IDF Chief: Hezbollah is Israel's 'biggest threat'

Gadi Eizenkot discusses risks of Iran nuclear deal, noting Islamic Republic is waging a war against Israel via proxies like Hezbollah.

Cynthia Blank,

Hezbollah terrorist with missile
Hezbollah terrorist with missile
Reuters

IDF Chief of Staff Gadi Eizenkot said Monday at the Institute for National Security Studies conference in Tel Aviv that the Iran nuclear deal posed "many dangers" but also opportunities. 

"Since the end of 2005, Israel's central threat was Iran," he stated. "The deal is a significant change in the vector Iran is going toward." 

Eizenkot said the IDF was forming new assessments as a result of the deal, noting that in his estimation, "in the next five years, Iran will work to maintain the nuclear agreement, but in 15 years it will continue its vision to achieve a nuclear weapon." 

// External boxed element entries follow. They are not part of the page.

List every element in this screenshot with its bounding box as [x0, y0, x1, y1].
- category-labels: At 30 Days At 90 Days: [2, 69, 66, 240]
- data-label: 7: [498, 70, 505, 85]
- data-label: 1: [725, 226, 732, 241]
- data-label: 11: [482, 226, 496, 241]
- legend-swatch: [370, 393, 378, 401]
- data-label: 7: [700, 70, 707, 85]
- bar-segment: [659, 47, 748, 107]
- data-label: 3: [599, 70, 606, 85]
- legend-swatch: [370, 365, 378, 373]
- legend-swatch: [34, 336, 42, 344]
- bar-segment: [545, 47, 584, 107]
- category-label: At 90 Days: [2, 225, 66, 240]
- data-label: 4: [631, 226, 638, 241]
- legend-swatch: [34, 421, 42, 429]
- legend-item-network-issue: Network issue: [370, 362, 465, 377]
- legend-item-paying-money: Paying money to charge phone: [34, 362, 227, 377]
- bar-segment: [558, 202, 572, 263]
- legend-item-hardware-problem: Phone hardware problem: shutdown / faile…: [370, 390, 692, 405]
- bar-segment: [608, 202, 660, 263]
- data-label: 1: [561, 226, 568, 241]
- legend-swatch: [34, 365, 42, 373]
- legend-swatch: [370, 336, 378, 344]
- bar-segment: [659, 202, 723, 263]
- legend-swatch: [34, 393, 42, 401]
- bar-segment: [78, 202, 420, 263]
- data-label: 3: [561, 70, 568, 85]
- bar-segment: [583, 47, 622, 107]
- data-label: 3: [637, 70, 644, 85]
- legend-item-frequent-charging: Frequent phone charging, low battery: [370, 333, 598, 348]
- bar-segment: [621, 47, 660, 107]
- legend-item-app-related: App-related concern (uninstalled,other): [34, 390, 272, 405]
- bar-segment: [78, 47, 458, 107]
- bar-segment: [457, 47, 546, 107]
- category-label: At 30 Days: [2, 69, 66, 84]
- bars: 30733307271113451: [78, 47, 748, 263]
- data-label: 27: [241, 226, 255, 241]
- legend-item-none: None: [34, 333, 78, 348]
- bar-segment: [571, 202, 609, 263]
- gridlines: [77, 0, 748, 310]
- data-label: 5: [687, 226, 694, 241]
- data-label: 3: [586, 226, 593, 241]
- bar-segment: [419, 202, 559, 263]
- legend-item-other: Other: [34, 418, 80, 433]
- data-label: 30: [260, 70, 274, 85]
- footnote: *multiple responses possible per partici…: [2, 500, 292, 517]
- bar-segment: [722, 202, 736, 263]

The IDF Chief argued Iran's efforts to achieve nuclear weapons stemmed from its ambitions to become an even greater regional power.

"Iran is waging a war against Israel via proxies like Hezbollah in Lebanon, who today poses the most serious threat to Israel."

"We also see an attempt attempt to influence Arabs in Israel and Gaza," Eizenkot continued. "The estimation is that as the economic situation in Iran continues to improve, within a year or two, it will direct greater resources to this campaign."

Eizenkot also addressed the crisis in Syria, noting that radicalization from Islamic State (ISIS) was seeping into Palestinian society.  

"If there's a place where ISIS can be defeated within a year, it's Sinai. In Syria, it will take years," he asserted, adding, "there is a relatively high penetration of ISIS in Palestinian society, particularly Gaza."

"In the last two months we've seen a change in Syria and ISIS' success has been stopped, but the Sunni-Shiite struggle there will last for years. World powers are finding it difficult to achieve anything."